Юдым чувствовал все это нутром. И он тем горячей хотел победы, что без оздоровительных реформ, начинающихся подъемом речного дна – как искусство чтения начинается с азбуки, – не стоило и работать в Цисах. В тиши, среди учтивых поклонов, совместных чаепитий и чтения газет, кипела скрытая борьба.
После сильных морозов, продержавших мир в течение почти всего февраля в своих железных когтях, наступила оттепель. В первые мартовские дни снега стремительно сошли, и земля оттаяла до глубины.
Река в парке разлилась, снесла искусственную плотину первого пруда и вышла из берегов. Юдым стоял над этой бурой от ила водой, которая неслась стремительным потоком, и смотрел на то, как подтверждаются его выводы.
Было тепло, по-весеннему светло. Задумавшись, он не заметил, как к нему приблизился Кшивосонд и директор.
– Ну как? – сказал администратор. – Что бы теперь было, пан доктор, если бы здесь не было канала? Куда бы направилась вся эта вода?
– Вы лучше спросите, куда деваются груды сгнивших листьев из канала. В данный момент они направляются в пруд, чтобы испускать зловоние, за которое вы заставляете платить приезжающих издалека людей.
– «Вы уже знаете эту сказочку, ну так послушайте еще раз…»,[83]

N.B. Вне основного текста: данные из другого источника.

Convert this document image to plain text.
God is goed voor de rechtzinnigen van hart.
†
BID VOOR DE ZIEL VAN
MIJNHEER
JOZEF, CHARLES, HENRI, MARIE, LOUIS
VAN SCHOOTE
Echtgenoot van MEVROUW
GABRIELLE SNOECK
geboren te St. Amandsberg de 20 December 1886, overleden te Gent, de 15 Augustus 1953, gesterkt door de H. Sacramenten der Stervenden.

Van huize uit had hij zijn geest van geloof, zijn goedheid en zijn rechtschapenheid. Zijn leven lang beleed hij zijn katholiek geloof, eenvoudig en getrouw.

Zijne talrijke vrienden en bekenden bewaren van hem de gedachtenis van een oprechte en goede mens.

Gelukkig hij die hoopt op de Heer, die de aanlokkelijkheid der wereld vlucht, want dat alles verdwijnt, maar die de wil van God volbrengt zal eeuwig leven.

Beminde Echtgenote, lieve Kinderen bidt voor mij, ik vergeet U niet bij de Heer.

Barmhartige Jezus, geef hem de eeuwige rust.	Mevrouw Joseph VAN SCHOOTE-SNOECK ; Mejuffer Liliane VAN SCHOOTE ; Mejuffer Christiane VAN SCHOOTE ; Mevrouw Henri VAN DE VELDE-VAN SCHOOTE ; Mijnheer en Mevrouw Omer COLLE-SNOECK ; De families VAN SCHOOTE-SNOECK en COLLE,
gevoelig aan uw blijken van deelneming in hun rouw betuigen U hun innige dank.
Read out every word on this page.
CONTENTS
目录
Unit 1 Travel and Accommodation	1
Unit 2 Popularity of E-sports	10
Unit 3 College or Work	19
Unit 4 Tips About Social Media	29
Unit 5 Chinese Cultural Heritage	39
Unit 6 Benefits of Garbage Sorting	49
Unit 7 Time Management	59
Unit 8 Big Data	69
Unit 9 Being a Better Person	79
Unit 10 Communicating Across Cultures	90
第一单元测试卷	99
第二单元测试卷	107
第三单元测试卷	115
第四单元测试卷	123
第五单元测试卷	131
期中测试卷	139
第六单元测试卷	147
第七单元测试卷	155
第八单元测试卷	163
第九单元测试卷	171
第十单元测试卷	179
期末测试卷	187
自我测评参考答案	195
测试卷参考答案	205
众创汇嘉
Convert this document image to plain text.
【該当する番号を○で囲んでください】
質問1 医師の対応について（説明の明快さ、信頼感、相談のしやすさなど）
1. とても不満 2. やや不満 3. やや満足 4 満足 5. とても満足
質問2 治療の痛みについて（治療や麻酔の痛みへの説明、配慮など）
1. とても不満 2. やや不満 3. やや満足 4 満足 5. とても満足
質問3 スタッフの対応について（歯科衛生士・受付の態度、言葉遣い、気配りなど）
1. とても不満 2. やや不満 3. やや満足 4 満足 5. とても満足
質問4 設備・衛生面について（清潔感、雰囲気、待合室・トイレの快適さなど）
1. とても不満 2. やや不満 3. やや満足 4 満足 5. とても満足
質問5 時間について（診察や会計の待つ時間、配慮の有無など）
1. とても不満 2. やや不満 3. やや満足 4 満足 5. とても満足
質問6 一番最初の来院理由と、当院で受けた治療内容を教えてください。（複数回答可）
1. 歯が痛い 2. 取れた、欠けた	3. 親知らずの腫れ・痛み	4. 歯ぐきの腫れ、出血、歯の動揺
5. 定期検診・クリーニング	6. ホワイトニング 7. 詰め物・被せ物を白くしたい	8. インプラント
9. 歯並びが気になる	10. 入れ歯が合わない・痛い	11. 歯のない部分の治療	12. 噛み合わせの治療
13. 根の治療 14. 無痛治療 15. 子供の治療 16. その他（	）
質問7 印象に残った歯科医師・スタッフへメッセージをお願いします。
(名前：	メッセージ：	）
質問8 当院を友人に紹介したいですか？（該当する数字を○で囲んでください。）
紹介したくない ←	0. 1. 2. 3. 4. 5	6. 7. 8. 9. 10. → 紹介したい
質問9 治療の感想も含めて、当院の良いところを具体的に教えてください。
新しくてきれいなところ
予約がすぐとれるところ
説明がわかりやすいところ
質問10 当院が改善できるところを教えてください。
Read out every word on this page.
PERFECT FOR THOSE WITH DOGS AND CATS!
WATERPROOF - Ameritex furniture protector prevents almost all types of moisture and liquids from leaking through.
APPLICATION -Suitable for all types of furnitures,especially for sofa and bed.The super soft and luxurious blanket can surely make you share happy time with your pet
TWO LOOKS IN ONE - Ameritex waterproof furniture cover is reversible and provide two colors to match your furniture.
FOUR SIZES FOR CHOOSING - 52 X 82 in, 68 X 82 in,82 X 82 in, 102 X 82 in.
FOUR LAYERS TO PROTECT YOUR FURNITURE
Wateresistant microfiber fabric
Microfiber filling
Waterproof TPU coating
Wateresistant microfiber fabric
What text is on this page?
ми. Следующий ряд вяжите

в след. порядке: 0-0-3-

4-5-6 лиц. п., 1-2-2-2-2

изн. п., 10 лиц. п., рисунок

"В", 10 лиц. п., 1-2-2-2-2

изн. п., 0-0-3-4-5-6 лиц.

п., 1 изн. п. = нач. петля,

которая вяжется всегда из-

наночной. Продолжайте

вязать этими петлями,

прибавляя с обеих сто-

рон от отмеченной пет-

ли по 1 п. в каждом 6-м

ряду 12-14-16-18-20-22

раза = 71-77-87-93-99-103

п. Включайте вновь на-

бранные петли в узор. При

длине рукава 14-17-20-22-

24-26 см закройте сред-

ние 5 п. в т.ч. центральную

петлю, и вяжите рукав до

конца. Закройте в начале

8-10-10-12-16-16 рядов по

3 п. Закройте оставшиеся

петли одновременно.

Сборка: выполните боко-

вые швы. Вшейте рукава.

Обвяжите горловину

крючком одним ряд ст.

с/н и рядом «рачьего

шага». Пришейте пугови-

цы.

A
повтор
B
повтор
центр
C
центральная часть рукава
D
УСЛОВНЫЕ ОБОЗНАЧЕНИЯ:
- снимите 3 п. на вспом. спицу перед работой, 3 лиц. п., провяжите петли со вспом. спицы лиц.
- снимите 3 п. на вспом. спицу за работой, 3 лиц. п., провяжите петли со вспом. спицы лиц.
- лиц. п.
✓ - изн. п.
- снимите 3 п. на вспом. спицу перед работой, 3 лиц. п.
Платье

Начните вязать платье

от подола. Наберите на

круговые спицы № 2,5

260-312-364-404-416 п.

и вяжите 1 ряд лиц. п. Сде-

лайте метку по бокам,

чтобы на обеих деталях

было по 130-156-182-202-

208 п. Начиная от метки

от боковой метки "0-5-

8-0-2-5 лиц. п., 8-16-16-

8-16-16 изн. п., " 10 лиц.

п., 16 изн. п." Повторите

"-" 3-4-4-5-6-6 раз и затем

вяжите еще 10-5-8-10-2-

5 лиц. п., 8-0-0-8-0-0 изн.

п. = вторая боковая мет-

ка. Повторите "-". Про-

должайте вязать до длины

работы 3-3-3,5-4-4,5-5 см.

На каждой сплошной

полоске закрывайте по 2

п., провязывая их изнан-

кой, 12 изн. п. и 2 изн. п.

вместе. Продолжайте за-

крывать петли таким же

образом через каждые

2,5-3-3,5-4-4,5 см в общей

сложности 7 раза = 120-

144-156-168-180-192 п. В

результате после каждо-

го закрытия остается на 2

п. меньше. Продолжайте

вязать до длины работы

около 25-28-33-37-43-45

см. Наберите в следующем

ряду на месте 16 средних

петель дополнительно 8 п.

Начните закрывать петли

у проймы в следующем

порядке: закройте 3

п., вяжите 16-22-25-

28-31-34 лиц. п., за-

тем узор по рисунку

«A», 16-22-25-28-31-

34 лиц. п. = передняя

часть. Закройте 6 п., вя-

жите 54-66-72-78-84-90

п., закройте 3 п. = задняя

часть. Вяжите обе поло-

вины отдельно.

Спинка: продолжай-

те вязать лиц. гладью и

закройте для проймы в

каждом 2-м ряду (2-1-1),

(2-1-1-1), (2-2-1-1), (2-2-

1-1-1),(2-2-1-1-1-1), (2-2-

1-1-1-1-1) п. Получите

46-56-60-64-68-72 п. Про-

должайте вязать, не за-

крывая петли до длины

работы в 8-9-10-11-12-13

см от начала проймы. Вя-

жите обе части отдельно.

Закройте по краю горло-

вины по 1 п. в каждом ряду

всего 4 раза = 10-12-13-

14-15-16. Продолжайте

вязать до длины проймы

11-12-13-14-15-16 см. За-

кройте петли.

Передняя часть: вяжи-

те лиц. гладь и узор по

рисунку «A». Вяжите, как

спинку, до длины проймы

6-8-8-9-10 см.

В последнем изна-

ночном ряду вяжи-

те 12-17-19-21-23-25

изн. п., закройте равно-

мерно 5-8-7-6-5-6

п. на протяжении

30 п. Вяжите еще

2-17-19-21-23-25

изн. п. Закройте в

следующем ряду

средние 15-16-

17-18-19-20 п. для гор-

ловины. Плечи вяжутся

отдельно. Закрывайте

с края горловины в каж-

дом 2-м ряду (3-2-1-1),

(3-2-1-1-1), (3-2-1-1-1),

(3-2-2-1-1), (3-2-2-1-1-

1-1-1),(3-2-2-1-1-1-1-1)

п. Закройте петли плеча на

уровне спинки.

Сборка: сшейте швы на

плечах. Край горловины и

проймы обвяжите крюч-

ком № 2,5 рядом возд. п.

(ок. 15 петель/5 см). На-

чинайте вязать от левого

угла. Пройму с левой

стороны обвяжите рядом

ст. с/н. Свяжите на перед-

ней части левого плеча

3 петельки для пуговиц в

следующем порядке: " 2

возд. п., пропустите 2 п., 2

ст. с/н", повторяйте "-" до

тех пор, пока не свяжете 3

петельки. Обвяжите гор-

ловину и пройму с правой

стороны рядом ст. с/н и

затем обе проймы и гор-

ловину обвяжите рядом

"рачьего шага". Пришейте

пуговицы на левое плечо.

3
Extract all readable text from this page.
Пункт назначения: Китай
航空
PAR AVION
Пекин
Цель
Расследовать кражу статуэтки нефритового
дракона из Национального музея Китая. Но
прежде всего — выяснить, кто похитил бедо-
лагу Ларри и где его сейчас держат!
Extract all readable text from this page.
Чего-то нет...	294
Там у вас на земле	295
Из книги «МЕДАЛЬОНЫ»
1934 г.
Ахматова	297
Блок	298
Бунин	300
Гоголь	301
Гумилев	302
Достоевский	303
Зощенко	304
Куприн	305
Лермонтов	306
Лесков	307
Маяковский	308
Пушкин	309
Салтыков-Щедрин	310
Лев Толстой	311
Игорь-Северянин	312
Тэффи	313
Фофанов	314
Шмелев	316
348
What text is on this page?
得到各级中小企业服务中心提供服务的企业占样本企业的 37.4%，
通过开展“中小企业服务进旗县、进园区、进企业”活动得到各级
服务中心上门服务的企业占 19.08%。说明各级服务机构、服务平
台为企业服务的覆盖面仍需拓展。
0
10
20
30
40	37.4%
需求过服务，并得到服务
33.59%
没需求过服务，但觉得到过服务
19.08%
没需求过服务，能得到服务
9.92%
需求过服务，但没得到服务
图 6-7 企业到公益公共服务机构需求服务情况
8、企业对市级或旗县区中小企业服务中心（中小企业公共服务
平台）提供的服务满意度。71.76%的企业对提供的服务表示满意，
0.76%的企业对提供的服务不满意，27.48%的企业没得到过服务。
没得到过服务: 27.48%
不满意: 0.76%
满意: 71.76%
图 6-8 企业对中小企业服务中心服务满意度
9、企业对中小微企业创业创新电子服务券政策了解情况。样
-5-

– смеялся директор, трепля Юдыма по плечу.– Мы мечем в газетах громы на публику, которую стадное чувство гонит за границу, в так называемые «бады». Но какой же заграничный «бад» терпел бы подобные вещи?
– Сударь…
– Нет, нет, я не забываюсь! Ни капельки! Я говорю по существу, раз вы этого хотите. Пустить бы сюда немца и посмотреть, что бы он здесь сделал. С чего бы ort начал – с великолепного танцевального зала или с очистки пруда?
– Ну, пойдем, Кшивосонд, пойдем… – сказал директор. – У нас еще много дел…
«Слеза, что из очей твоих катится…»[84]
Несколько сот рублей, отложенных доктором Томашем, сделали для его брата возможным выезд за границу. Несколько дней Виктор провел дома, среди всеобщего плача и семейных уговоров. Тем не менее в назначенное время он покинул родные края.